En attendant que ce domestique arrivât, le général Joli-Cœur se promenait en long et en large, et fumait son cigare. Il fallait voir comme il lançait sa fumée au nez du public !
Il s’impatientait, le général, et il commençait à rouler de gros yeux comme quelqu’un qui va se mettre en colère ; il se mordait les lèvres et frappait la terre du pied.
Au troisième coup de pied, je devais entrer en scène, amené par Capi.
Si j’avais oublié mon rôle, le chien me l’aurait rappelé. Au moment voulu, il me tendit la patte et m’introduisit auprès du général.
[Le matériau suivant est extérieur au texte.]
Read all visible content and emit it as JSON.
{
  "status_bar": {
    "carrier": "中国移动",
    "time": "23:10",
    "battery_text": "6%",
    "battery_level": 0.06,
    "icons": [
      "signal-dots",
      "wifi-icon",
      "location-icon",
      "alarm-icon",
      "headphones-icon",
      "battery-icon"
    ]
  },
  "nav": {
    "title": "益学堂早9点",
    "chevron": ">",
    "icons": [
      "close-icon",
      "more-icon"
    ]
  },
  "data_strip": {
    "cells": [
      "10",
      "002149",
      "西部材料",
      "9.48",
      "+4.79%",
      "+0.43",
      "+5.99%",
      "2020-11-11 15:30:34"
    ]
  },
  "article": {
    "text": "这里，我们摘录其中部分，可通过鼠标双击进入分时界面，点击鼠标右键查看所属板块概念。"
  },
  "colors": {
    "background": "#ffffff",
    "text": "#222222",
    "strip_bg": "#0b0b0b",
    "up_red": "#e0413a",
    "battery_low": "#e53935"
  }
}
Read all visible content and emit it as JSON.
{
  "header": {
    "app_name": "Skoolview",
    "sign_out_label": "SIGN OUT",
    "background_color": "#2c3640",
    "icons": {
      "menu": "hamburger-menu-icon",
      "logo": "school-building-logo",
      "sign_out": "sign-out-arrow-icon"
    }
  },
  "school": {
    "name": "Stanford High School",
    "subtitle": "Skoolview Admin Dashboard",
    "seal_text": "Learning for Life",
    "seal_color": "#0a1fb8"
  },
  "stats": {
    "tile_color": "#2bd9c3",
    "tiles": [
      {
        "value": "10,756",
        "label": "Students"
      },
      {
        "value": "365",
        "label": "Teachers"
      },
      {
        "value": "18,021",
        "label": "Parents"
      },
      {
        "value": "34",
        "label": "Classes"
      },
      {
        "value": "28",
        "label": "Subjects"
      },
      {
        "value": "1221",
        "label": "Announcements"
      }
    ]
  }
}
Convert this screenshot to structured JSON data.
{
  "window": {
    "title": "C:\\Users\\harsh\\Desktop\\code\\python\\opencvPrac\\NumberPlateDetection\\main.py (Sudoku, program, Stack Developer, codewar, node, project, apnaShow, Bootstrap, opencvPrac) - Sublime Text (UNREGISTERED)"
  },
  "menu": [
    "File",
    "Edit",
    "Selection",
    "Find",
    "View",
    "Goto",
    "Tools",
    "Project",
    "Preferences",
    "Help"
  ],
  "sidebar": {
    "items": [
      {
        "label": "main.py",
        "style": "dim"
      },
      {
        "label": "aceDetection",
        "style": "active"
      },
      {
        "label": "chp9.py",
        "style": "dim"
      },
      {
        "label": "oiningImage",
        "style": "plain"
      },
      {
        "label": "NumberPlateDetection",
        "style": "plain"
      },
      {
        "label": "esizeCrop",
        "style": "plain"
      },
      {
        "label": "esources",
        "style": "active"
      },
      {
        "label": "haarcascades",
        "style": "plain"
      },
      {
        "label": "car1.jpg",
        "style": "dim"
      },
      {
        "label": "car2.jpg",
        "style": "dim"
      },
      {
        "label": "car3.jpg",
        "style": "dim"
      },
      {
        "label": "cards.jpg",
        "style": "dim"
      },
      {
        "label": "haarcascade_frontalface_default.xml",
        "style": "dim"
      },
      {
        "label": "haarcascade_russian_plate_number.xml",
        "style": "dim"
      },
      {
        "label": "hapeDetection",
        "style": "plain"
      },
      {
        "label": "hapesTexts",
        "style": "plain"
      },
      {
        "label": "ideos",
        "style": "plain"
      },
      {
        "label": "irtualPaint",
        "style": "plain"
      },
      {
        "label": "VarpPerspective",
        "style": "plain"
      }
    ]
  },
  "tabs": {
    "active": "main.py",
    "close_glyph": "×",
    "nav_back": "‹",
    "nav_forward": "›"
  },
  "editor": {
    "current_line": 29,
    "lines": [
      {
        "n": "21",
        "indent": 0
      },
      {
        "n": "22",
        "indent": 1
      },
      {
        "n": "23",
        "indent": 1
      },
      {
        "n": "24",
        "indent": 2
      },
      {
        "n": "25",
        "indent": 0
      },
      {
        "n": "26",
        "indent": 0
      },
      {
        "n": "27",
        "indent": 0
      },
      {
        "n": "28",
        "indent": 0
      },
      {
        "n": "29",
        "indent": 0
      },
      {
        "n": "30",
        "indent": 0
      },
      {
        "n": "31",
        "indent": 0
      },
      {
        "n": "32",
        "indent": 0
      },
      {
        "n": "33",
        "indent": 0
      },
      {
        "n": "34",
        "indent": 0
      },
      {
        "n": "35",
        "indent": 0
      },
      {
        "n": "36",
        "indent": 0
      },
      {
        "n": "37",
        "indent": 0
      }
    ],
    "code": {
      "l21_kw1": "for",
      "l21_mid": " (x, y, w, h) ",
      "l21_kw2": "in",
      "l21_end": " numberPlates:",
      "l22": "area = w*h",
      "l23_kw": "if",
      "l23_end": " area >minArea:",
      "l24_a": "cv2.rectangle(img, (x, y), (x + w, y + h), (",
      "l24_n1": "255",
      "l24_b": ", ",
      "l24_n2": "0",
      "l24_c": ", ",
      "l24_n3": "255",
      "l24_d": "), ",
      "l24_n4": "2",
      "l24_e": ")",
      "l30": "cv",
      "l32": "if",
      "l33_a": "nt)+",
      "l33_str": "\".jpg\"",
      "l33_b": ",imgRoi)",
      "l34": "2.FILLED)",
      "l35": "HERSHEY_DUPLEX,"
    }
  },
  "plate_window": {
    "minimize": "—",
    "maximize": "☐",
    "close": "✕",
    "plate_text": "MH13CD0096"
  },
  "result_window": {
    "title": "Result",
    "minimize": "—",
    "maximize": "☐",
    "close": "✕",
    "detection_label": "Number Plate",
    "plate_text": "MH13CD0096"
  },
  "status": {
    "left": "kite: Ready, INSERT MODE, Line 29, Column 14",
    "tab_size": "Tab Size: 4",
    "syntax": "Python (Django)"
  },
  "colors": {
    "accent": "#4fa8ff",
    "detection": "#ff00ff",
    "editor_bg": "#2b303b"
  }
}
Celui-ci, en m’apercevant, leva les deux bras d’un air désolé. Eh quoi ! c’était là le domestique qu’on lui présentait ? Puis il vint me regarder sous le nez et tourner autour de moi en haussant les épaules.
Sa mine fut si drolatique que tout le monde éclata de rire : on avait compris qu’il me prenait pour un parfait imbécile ; et c’était aussi le sentiment des spectateurs.
La pièce était, bien entendu, bâtie pour montrer cette imbécillité sous toutes les faces ; dans chaque scène je devais faire quelque balourdise nouvelle, tandis que Joli-Cœur, au contraire, devait trouver une occasion pour développer son intelligence et son adresse.
Après m’avoir examiné longuement, le général, pris de pitié, me faisait servir à déjeuner.
— Le général croit que quand ce garçon aura mangé il sera moins bête, disait Vitalis, nous allons voir cela.
Et je m’asseyais devant une petite table sur laquelle le couvert était mis, une serviette posée sur mon assiette.
Que faire de cette serviette ?
Capi m’indiquait que je devais m’en servir.
Mais comment ?
Après avoir bien cherché, je me mouchai dedans.
Là-dessus le général se tordit de rire, et Capi tomba les quatre pattes en l’air renversé par ma stupidité.
Voyant que je me trompais, je contemplais de nouveau la serviette, me demandant comment l’employer.
Enfin une idée m’arriva ; je roulai la serviette et m’en fis une cravate.
Nouveaux rires du général, nouvelle chute de Capi.
Et ainsi de suite jusqu’au moment où le général exaspéré m’arracha de ma chaise, s’assit à ma place et mangea le déjeuner qui m’était destiné.
Ah ! il savait se servir d’une serviette, le général. Avec quelle grâce il la passa dans une boutonnière de son uniforme et l’étala sur ses genoux. Avec quelle élégance il cassa son pain, et vida son verre !
Mais où ses belles manières produisirent un effet irrésistible, ce fut lorsque, le déjeuner terminé, il demanda un cure-dent et le passa rapidement entre ses dents.
Alors les applaudissements éclatèrent de tous les côtés et la représentation s’acheva dans un triomphe.
Comme le singe était intelligent ! comme le domestique était bête !
En revenant à notre auberge, Vitalis me fit ce compliment, et j’étais déjà si bien comédien, que je fus fier de cet éloge.